В прошлом меня привлекали женщины, которые ухаживают за собой. Девушки, которые тратят время на то, чтобы выглядеть наилучшим образом, прежде чем выйти из дома. Однако в последнее время образ куклы Барби не заводит меня. Раньше мне нравились узкие юбки и каблуки, но в последний год или около того я обнаружил, что серьезно раздражен тщеславием и поверхностностью девушек, которые толпились вокруг меня. Конечно, они могут хорошо выглядеть, но в девяти случаях из десяти они тупее, чем пробки, лишенные какой-либо индивидуальности или мнения, и достаточно скучные, чтобы довести парня до чертовых слез.
С другой стороны, Сильвер Париси…
Я чувствовал, что она наблюдает за мной в том коридоре во время нашего разговора с Мэйв и помощником шерифа. Почувствовал на себе ее взгляд и понял, что меня осуждают. То, как она отказалась назвать мне свое имя в классе Клайна, и яростный вызов, вспыхнувший в ее глазах, когда она приказала мне выйти из машины, заставили меня по-настоящему обратить на нее внимание. Прошло уже две недели, и с тех пор я не могу ее не замечать.
Я сделал все, что было в моих силах, чтобы не думать о Сильвер. Но это трудно, когда она каждый день посещает хотя бы один из моих уроков, и мы обычно сидим бок о бок в конце класса.
Я не сказал ей ни слова с тех пор, как вышел из ее машины. Не было произнесено ни единого звука. Впрочем, много наблюдал за ней. Бывали моменты, когда мне казалось, что она готовится заговорить со мной, обдумывает, что сказать, но потом, кажется, передумывает и исчезает в переполненных коридорах, даже не раскрыв рта.
По правде говоря, в первые недели моего пребывания в Роли Хай никто со мной по-настоящему не разговаривал. Черная туча нависла над моей головой, мой гнев готов вспыхнуть в любой момент, и другие студенты стараются держаться на расстоянии.
Меня бесит, что меня перевели из Беллингема. Я злюсь, что мне приходится ходить по такому тонкому льду в драгоценной, претенциозной школе Роли, и еще больше злюсь на себя, что, кажется, не могу очистить свою гребаную голову. Видите ли, я не могу перестать думать о девушке в мешковатых футболках и грубых высоких ботинках. Не могу выбросить из головы ее непослушные золотисто-каштановые волосы и пронзительные голубые глаза.
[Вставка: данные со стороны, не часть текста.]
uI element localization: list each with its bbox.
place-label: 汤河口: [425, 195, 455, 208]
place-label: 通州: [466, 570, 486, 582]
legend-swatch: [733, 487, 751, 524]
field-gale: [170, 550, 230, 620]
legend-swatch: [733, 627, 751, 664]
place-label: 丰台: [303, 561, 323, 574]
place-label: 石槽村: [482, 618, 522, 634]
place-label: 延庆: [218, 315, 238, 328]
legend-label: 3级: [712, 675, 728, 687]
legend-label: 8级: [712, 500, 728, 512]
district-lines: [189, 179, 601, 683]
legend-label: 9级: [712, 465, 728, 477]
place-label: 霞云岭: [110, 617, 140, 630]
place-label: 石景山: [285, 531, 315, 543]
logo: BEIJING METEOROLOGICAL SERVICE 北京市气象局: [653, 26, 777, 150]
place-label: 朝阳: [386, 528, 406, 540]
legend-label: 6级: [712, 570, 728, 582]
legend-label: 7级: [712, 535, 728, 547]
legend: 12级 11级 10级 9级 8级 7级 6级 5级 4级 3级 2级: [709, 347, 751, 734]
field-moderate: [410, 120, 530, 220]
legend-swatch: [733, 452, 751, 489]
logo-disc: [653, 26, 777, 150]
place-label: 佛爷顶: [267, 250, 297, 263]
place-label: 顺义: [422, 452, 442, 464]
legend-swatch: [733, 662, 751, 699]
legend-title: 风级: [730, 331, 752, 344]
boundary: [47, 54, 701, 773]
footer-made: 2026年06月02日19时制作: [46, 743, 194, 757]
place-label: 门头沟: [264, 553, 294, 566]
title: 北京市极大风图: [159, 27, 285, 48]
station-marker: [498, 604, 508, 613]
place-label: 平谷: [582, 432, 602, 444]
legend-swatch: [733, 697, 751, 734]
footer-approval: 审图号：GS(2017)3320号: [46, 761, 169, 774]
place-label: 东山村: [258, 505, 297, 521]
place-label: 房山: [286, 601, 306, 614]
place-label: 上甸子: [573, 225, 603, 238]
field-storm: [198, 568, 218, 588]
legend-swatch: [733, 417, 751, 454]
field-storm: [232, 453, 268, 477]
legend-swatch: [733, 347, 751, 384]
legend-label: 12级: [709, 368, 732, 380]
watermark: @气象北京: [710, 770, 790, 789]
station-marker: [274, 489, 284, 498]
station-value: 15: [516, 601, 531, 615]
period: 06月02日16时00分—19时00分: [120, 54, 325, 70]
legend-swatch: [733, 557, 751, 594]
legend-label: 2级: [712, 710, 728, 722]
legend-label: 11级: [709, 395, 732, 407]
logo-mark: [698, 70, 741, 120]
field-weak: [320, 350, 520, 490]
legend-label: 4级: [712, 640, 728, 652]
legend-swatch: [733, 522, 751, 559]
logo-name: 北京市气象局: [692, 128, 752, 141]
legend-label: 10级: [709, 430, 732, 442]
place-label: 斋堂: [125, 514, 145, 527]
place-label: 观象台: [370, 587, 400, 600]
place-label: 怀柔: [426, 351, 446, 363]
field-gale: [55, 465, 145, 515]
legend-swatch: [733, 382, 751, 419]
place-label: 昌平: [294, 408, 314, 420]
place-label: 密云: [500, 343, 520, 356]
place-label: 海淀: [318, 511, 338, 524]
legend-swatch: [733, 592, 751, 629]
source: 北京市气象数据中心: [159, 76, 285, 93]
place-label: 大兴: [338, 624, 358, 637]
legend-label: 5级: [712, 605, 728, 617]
Когда я иду из одного класса в другой, то стараюсь не смотреть, но всегда знаю, где она.
И, что самое поганое, чем больше слухов я слышу о ней... тем больше злюсь. Эта девушка со стальным хребтом. Она обнажает зубы на весь мир каждый раз, когда я вижу ее с высоко поднятой головой, с угрозой в глазах, как волк, загнанный в угол, готовый драться по любому поводу.
Я уже привык задерживать дыхание рядом с ней. Куда бы ни пошла Сильвер, за ней следует гнетущее напряжение, можно даже почувствовать, как оно покалывает кожу словно электричество. Не знаю, почему и когда я принял это решение, но я понял, что жду, когда что-то произойдет, когда чиркнет спичка или взметнется кулак в ее сторону... и я готовлюсь стереть с лица земли всю гребаную школу, чтобы защитить ее.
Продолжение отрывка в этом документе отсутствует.